= S. Selvaraj =

Indian politician

S. Selvaraj (died 25 November 2012) was an Indian politician and a minister in the Dravida Munnetra Kazhagam-led Government of Tamil Nadu between 1996 and 2001.

== Political career ==
Selvaraj was elected to the Tamil Nadu legislative assembly as a Dravida Munnetra Kazhagam (DMK) candidate from Samayanallur constituency in the 1996 election. The constituency was reserved for candidates from the Scheduled Castes.

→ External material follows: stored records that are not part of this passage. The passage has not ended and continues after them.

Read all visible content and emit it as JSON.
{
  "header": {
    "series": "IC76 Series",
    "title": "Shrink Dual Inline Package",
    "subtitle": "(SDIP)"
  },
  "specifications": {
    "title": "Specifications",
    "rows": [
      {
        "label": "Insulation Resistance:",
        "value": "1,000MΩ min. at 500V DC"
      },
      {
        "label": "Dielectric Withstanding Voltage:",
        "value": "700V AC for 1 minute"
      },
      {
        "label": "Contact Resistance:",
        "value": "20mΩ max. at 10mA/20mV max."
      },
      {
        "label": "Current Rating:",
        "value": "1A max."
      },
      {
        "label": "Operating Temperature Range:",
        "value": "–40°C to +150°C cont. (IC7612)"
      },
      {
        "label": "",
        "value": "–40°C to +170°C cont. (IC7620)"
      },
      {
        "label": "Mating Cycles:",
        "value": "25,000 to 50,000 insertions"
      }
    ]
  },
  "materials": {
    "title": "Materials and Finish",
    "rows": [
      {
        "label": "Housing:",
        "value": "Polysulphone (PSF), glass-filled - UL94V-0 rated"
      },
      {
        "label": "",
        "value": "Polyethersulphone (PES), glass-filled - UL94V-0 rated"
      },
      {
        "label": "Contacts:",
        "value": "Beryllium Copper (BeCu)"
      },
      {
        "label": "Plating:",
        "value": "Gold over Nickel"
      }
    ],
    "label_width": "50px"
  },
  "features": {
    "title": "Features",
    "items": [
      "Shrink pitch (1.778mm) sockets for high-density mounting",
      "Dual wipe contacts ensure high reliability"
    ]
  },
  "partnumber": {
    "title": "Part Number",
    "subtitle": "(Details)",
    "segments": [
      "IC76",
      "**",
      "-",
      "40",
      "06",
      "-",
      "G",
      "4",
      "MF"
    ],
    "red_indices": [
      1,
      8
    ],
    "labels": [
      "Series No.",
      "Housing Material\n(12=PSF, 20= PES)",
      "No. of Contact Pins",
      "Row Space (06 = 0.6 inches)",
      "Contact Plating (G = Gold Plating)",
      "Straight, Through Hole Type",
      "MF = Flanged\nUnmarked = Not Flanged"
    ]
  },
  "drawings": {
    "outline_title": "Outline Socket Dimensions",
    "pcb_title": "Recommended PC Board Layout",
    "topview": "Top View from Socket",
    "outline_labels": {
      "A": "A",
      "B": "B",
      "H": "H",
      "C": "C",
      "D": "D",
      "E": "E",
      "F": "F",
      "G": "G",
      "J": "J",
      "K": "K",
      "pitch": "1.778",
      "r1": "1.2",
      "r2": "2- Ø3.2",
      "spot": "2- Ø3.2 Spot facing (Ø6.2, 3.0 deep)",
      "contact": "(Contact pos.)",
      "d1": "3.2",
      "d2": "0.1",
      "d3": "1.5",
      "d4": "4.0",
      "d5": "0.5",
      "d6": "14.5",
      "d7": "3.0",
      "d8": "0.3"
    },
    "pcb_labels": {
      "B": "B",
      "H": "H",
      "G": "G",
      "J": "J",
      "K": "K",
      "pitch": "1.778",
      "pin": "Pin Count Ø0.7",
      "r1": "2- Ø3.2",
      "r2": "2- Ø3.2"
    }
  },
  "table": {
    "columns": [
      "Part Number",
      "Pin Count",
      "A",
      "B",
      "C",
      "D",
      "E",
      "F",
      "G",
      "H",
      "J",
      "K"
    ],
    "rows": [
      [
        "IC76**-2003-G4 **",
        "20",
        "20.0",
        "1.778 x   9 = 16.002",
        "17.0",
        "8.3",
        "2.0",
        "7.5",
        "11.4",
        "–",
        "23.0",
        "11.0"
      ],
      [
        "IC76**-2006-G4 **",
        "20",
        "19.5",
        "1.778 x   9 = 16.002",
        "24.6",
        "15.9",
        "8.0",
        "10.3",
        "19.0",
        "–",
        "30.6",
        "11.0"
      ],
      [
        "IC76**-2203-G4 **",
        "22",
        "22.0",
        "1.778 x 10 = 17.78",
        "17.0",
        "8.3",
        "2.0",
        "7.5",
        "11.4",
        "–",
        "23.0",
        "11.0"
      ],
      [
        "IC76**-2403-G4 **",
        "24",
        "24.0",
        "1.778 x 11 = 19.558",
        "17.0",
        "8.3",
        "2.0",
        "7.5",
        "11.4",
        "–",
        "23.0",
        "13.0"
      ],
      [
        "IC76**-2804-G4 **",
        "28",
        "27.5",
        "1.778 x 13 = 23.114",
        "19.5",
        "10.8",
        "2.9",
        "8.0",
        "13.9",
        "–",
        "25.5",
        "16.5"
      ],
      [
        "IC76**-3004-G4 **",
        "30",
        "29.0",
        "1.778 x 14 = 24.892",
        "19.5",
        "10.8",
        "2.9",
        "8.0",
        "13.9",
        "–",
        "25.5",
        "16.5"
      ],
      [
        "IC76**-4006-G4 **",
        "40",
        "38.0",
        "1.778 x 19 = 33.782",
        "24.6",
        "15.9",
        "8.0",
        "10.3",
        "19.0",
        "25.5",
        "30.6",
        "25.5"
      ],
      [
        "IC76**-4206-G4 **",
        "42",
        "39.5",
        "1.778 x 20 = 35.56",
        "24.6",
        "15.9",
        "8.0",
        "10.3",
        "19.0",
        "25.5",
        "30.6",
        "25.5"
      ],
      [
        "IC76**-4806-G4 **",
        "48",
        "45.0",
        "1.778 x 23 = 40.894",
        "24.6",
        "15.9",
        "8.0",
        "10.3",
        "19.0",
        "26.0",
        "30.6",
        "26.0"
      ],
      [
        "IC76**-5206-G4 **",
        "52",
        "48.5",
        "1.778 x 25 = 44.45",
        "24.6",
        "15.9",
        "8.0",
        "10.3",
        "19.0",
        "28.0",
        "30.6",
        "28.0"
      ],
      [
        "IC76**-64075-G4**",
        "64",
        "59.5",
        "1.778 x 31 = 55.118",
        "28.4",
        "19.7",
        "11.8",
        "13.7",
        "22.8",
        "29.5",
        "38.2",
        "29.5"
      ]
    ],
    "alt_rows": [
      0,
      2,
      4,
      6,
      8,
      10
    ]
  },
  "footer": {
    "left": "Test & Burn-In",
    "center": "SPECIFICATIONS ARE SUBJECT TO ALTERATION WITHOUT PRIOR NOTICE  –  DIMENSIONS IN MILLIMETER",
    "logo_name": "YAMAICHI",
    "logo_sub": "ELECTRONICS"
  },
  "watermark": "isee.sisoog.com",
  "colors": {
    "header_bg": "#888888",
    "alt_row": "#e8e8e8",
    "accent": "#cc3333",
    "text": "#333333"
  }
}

Selvaraj was a Dalit and served as Minister for Adi Dravidar Welfare, Hill Tribes and Bonded Labour during the DMK-led government of 1996-2001. In October 1998, he was one of four DMK ministers sent to help relieve tensions in Ramanathapuram district after violence between Dalits and members of the Thevar caste had resulted in 11 deaths. Later, in the 2001 elections, the perceived pro-Dalit stance of the DMK resulted in a backlash by voters from the Other Backwards Classes and Selvaraj's assembly seat was among those lost.

== Legal issues ==
There was confusion in 2011 when Selvaraj and 27 other DMK members were arrested in relation to a charge dating from 2001 when they had protested against the arrest of Karunanidhi, the former DMK Chief Minister. The defendants thought that the case had been withdrawn. He had also been investigated in 2002 when the new Chief Minister, Jayalalithaa of the All India Anna Dravida Munnetra Kazhagam (AIADMK) targeted several officials from the prior DMK government whom she considered held assets that were disproportionate to their income. There were suggestions that Jayalalithaa was engaging in a political tit-for-tat related to court cases filed against AIADMK people by the DMK when that party had been in power. By July 2003, virtually all of the 24 ministers of the former DMK government were under investigation, and Selvaraj was one of three against whom chargesheets had been issued.

== Death ==
Selvaraj, who had been suffering ill-health due to a kidney problem, died on 25 November 2012, aged 66 or 67. He was cremated in his home village of Meenakshipuram Pudur and was survived by a son and two daughters. One of his daughters, B. Chithra Selvi, was controversially nominated as a DMK candidate for the Manamadurai constituency in the 2016 state assembly election. Local party workers thought that she was unsuitable because she came from Chennai.